La DOC – Denominazione di Origine Controllata identifica vini prodotti in aree geografiche ben definite, seguendo un disciplinare preciso. Questo documento stabilisce vitigni ammessi, resa per ettaro, grado alcolico minimo, metodi di produzione e tempi di affinamento. L’obiettivo è garantire tipicità e qualità costante, tutelando sia il consumatore sia il produttore. Un vino DOC, quindi, rispetta regole rigorose e rappresenta fedelmente il territorio da cui proviene.

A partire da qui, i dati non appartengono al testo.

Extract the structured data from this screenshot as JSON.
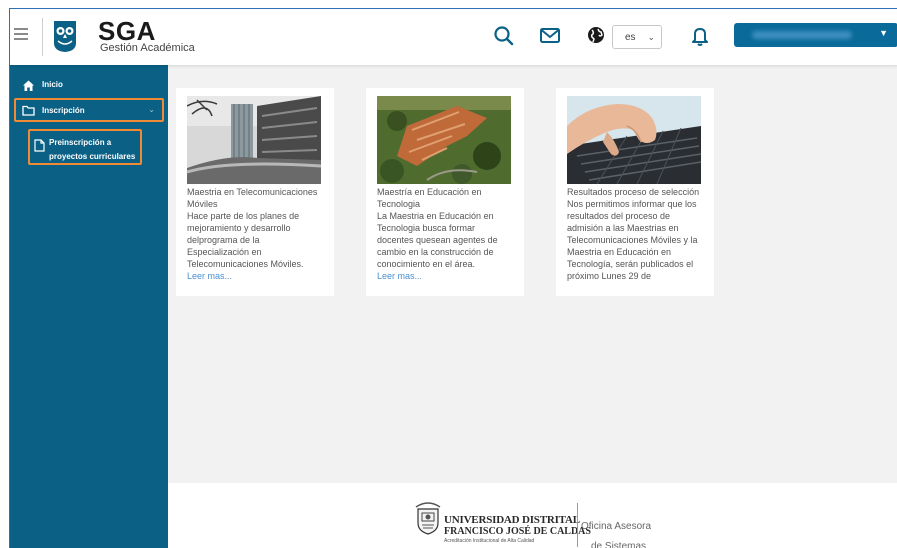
{
  "header": {
    "brand_title": "SGA",
    "brand_subtitle": "Gestión Académica",
    "language_value": "es",
    "icons": [
      "menu-icon",
      "owl-logo-icon",
      "search-icon",
      "mail-icon",
      "globe-icon",
      "bell-icon"
    ],
    "accent_color": "#0a6a9a"
  },
  "sidebar": {
    "items": [
      {
        "label": "Inicio",
        "icon": "home-icon"
      },
      {
        "label": "Inscripción",
        "icon": "folder-icon"
      }
    ],
    "sub_items": [
      {
        "label": "Preinscripción a proyectos curriculares",
        "icon": "document-icon"
      }
    ],
    "background_color": "#0b6185",
    "highlight_color": "#f08a34"
  },
  "cards": [
    {
      "title": "Maestria en Telecomunicaciones Móviles",
      "text": "Hace parte de los planes de mejoramiento y desarrollo delprograma de la Especialización en Telecomunicaciones Móviles.",
      "link": "Leer mas..."
    },
    {
      "title": "Maestría en Educación en Tecnologia",
      "text": "La Maestria en Educación en Tecnologia busca formar docentes quesean agentes de cambio en la construcción de conocimiento en el área.",
      "link": "Leer mas..."
    },
    {
      "title": "Resultados proceso de selección",
      "text": "Nos permitimos informar que los resultados del proceso de admisión a las Maestrias en Telecomunicaciones Móviles y la Maestria en Educación en Tecnología, serán publicados el próximo Lunes 29 de",
      "link": ""
    }
  ],
  "footer": {
    "university_line1": "UNIVERSIDAD DISTRITAL",
    "university_line2": "FRANCISCO JOSÉ DE CALDAS",
    "accreditation": "Acreditación Institucional de Alta Calidad",
    "office_line1": "Oficina Asesora",
    "office_line2": "de Sistemas"
  }
}
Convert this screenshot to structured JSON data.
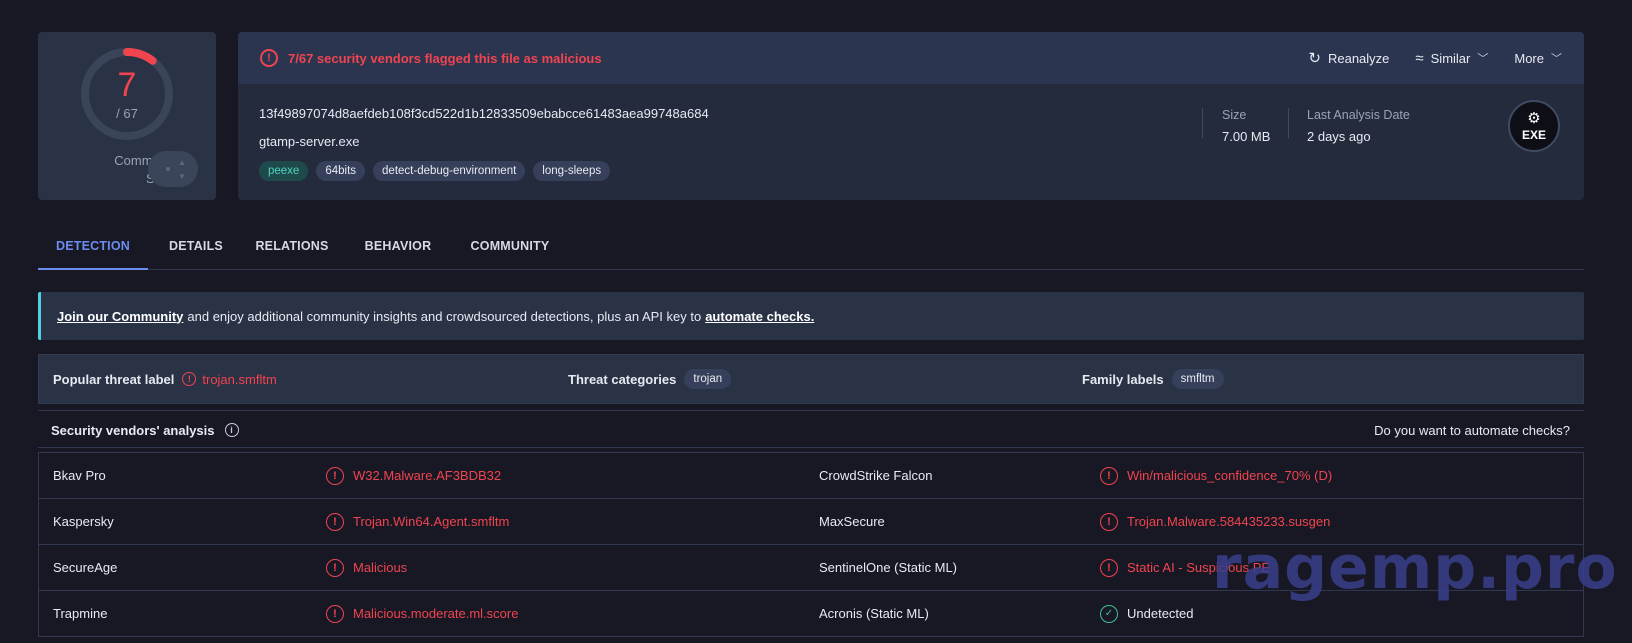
{
  "score": {
    "detections": "7",
    "total": "/ 67",
    "community_label_line1": "Community",
    "community_label_line2": "Score",
    "detection_fraction": 0.1045,
    "ring_color": "#f0444f"
  },
  "header": {
    "flag_text": "7/67 security vendors flagged this file as malicious",
    "actions": {
      "reanalyze": "Reanalyze",
      "similar": "Similar",
      "more": "More"
    },
    "hash": "13f49897074d8aefdeb108f3cd522d1b12833509ebabcce61483aea99748a684",
    "filename": "gtamp-server.exe",
    "tags": [
      "peexe",
      "64bits",
      "detect-debug-environment",
      "long-sleeps"
    ],
    "size_label": "Size",
    "size_value": "7.00 MB",
    "date_label": "Last Analysis Date",
    "date_value": "2 days ago",
    "badge_text": "EXE"
  },
  "tabs": [
    "DETECTION",
    "DETAILS",
    "RELATIONS",
    "BEHAVIOR",
    "COMMUNITY"
  ],
  "banner": {
    "link1": "Join our Community",
    "middle": "and enjoy additional community insights and crowdsourced detections, plus an API key to",
    "link2": "automate checks."
  },
  "threat": {
    "popular_label": "Popular threat label",
    "popular_value": "trojan.smfltm",
    "categories_label": "Threat categories",
    "categories_value": "trojan",
    "family_label": "Family labels",
    "family_value": "smfltm"
  },
  "vendors": {
    "title": "Security vendors' analysis",
    "automate": "Do you want to automate checks?",
    "rows": [
      {
        "left_vendor": "Bkav Pro",
        "left_result": "W32.Malware.AF3BDB32",
        "right_vendor": "CrowdStrike Falcon",
        "right_result": "Win/malicious_confidence_70% (D)"
      },
      {
        "left_vendor": "Kaspersky",
        "left_result": "Trojan.Win64.Agent.smfltm",
        "right_vendor": "MaxSecure",
        "right_result": "Trojan.Malware.584435233.susgen"
      },
      {
        "left_vendor": "SecureAge",
        "left_result": "Malicious",
        "right_vendor": "SentinelOne (Static ML)",
        "right_result": "Static AI - Suspicious PE"
      },
      {
        "left_vendor": "Trapmine",
        "left_result": "Malicious.moderate.ml.score",
        "right_vendor": "Acronis (Static ML)",
        "right_result": "Undetected"
      }
    ]
  },
  "watermark": "ragemp.pro",
  "colors": {
    "malicious": "#f0444f",
    "accent": "#6c8df0",
    "ok": "#3fbf8f"
  }
}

La DOCG – Denominazione di Origine Controllata e Garantita è invece il livello più alto della classificazione vinicola italiana. Per ottenere la DOCG, un vino deve essere stato DOC per almeno dieci anni e dimostrare nel tempo una qualità superiore. Oltre ai controlli previsti per la DOC, i vini DOCG subiscono analisi chimico-fisiche e degustazioni ufficiali prima dell’immissione sul mercato. In più, ogni bottiglia DOCG è numerata e sigillata con il contrassegno di Stato sul collo: una vera e propria garanzia aggiuntiva.
In sintesi, tutti i DOCG sono DOC, ma non tutti i DOC diventano DOCG. La differenza non è solo formale: cambia il livello di controllo, la selezione qualitativa e, spesso, anche il prestigio del vino. Questo non significa che un DOC sia “inferiore”, ma che il DOCG rappresenta l’eccellenza riconosciuta di una determinata zona.
Capire la differenza tra DOC e DOCG aiuta a scegliere il vino giusto con maggiore consapevolezza, valorizzando il patrimonio enologico italiano, unico al mondo.